The low and mid-end grunt makes the diesel the perfect car for the city though, in sixth gear at highway cruising speeds, the engine barely seems to break into a swat, which should do the mileage figures no harm. The diesel engine is extremely refined for the segment and noise and vibes are kept low
The steering wheel on the Tata Nexon is light which is perfect for city streets where most Nexons will find themselves. At high speeds, it does weigh up though the feedback isn't the best especially when you fling the Nexon into a corner at speed. The clutch is exceptionally light though the gear shifter isn't the best around and shifting through the gears can be notchy at times.
The suspension setup on the new Tata Nexon smothers bumps and potholes on the road with ease which makes for an exceptionally smooth ride. However, despite the softer setup along with the best in class ground clearance of 209mm (unladen), body roll is kept under control.

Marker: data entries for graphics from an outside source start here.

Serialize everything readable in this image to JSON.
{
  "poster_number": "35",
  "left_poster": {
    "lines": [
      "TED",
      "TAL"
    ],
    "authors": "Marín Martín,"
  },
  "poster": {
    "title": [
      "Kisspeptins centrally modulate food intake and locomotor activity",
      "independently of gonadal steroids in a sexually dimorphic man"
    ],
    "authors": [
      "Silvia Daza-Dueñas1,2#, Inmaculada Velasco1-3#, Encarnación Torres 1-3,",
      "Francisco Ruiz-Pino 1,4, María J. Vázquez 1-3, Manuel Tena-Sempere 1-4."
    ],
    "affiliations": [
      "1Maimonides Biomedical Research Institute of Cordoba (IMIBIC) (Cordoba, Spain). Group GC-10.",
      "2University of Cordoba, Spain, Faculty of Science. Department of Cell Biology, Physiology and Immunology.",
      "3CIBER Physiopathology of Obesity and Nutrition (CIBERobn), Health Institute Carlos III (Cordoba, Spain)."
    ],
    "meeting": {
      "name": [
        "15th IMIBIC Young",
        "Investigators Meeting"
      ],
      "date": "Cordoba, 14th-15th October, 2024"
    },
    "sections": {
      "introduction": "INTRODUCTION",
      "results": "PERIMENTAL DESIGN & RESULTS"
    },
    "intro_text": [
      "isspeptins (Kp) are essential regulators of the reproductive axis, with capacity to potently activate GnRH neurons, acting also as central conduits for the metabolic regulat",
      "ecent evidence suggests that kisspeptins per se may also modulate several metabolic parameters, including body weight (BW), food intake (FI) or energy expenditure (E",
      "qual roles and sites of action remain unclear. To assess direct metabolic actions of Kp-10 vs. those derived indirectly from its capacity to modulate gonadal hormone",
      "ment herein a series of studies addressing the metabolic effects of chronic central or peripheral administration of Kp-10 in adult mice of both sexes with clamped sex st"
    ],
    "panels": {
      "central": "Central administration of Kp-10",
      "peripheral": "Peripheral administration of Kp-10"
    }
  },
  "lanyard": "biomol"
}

|Price (estimated)||Rs 6–9.5 lakh|
|Engine (petrol)||1,198cc three-cylinder turbo petrol/ 1,497cc four-cylinder turbo diesel|
|Power/Torque (petrol)|| |
108.5bhp @ 5,000rpm/ 170Nm @ 1750-4,000rpm
|Power/Torque (diesel)||108.5bhp @ 3,750rpm/ 260Nm @ 1,500-2,700rpm|
|Fuel Tank Capacity||44 litres|
|Ground Clearance (unladen)||209mm|
|Weight||1237kg (petrol)/ 1305kg (diesel)|
|Tyres||Goodyear 215/60 R16|
The Nexon's brings with it a rebellious and youthful design which when combined with the new engines, and space on offer both in the cabin and the boot make it a compelling package for the Indian car buyer looking to get into the SUV game.

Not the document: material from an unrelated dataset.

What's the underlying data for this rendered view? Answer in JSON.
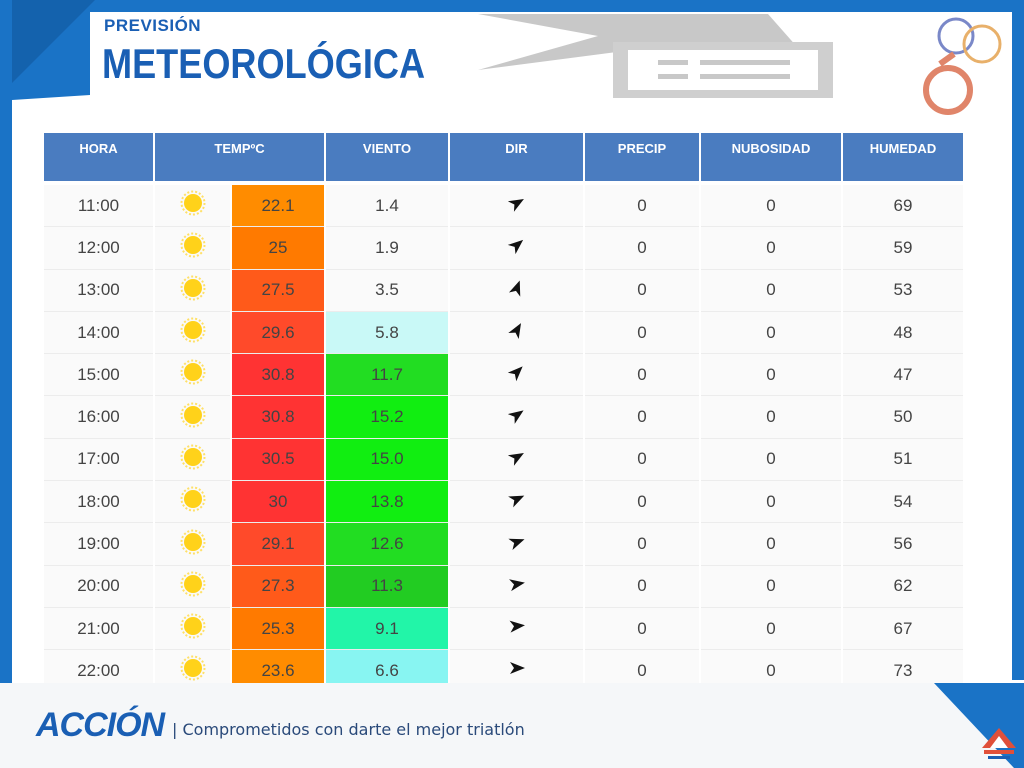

If Tata continues with its aggressive pricing strategy (prices are expected to start at Rs 6 lakh for the base petrol variant with the top spec diesel expected to retail for around Rs 10 lakhs ex-showroom), it could well have another success story on its hands considering how well the nation's car buyers reacted to the Tiago and the Tigor.
Dennis James Thinks!
The Tata Nexon is proof that no matter how different a concept may look, making it into a production with minimal changes in design is just a matter of a company keeping its word. The Tata Nexon looks different and it provides a welcome relief to the boxy world of SUVs currently on sale in India.
The Nexon had me with its design, but combine the good looks with the compelling features and space on the inside and the engines on offer and Tata has a compact SUV that will be very hard to ignore in an aggressive compact SUV market like India, especially with that new diesel engine.
Did You Know?
- Tata Motors was founded in 1945 as a locomotive manufacturer.
- Tata Motors manufactured its first commercial vehicle in 1954 in a collaboration with Daimler-Benz AG (what is now the parent company of Mercedes-Benz).
- The first passenger vehicle from Tata Motors was an SUV called the Sierra which was in production from1991-2000.